The special effects team worked with an amalgamation of wires, weights, and "metal things" to create a form that could simulate Translucent's unconscious body. Butcher and Hughie were able to pick up and carry this form so that the scene clearly represented the weight of Translucent even while he remained invisible. For Translucent's explosion, the special effects team used practical effects instead of Computer-generated imagery (CGI).

===Music===
The episode features the following songs: "Dans Ma Ruche" by Guizmo [fr], "Neat Neat Neat" by The Damned, "La Foule" by Youssoupha, and "Cherry Bomb" by The Runaways.

==Release==
"Cherry" premiered on Prime Video in the United States on July 26, 2019. It was released alongside all the episodes from the season, which were released on the same day. The first season of The Boys was released on Blu-ray in its entirety on May 31, 2022.

==Reception==
"Cherry" received positive reviews from critics. Brian Tallerico from Vulture rated the episode 4 out of 5 stars, praising its design and performances; however, he stated that the episode suffers from talky superhero-philosophy dialogue that sometimes feels overwritten and repetitive. He also criticized the story for adding nothing new to the series plot. However, despite the episode's flaws, he still deemed that there was enough hope for the television series to continue. Greg Wheeler from The Review Geek rated the episode with four out of five stars and stated: "With the facade of the Seven chipping away, it'll be interesting to see what direction the show takes from here, but for now, The Boys delivers another progressive and well-written episode." Darryl Jasper from ScienceFiction.com gave a positive review of the episode and commented that the episode continues expanding the world and considered that the character Billy Butcher's past would be something interesting to follow and explore in the upcoming episodes for the series.

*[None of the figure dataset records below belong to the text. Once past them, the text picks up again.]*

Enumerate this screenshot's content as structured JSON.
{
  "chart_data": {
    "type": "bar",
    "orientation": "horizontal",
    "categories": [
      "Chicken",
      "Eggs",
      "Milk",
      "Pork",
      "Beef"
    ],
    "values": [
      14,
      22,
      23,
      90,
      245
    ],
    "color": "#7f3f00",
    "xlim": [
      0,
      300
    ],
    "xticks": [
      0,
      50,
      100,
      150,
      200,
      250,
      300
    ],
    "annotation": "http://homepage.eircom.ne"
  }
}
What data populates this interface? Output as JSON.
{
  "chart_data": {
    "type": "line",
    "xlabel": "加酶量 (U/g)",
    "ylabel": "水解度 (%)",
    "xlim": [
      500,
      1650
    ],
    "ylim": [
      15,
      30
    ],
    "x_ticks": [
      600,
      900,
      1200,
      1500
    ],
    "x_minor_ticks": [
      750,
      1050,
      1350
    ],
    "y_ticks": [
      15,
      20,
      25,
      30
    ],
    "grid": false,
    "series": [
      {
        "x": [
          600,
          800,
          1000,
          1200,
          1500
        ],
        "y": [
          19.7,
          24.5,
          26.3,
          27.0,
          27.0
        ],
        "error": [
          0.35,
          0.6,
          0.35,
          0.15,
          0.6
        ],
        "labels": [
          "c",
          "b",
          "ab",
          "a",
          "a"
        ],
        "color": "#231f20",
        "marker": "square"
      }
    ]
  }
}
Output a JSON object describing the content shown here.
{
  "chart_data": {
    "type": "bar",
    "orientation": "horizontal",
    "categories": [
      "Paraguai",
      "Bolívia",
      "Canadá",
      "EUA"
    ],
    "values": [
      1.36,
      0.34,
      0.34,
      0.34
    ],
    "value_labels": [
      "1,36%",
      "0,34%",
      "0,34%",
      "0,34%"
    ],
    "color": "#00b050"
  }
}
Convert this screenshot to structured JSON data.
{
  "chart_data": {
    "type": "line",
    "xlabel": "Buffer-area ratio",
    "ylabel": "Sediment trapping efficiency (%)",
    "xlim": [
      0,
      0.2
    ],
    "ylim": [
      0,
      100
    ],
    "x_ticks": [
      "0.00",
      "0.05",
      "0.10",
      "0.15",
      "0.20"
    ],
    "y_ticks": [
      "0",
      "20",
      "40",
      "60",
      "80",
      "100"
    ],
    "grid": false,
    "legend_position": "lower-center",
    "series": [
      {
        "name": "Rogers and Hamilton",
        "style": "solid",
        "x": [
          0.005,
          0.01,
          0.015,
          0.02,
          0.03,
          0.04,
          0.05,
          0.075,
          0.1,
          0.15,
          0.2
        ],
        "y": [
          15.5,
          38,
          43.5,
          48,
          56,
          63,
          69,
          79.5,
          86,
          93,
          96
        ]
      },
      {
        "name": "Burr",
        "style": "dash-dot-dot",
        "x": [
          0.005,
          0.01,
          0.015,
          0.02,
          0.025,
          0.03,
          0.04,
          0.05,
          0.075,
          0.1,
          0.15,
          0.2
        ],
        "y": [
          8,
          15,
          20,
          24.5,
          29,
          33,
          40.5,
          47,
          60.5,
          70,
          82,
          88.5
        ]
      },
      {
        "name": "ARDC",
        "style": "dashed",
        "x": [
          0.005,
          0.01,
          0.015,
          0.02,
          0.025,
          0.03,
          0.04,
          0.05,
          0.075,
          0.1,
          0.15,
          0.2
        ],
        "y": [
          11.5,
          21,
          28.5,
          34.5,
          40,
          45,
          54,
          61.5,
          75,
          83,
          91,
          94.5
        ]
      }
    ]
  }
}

While writing a review for Tilt Magazine, Randy Dankievitch stated that the episode takes a deft turn for The Boys, with an interesting deconstruction of the classic "villain captures hero" trope. There are also a lot of other intriguing ideas brought into play, be it the power hierarchy inside the Seven or Madelyn's larger goals of getting some of that good American defense spending money injected into Vought International. Martin Carr from the Flickering Myth gave the episode a positive response, to which he commented that "In many respects The Boys is still getting warmed up, stretching its collective legs and establishing tone. Some have come for the guns, gore, and censorship-baiting excess, while most will stay for the depth, breadth and social commentary."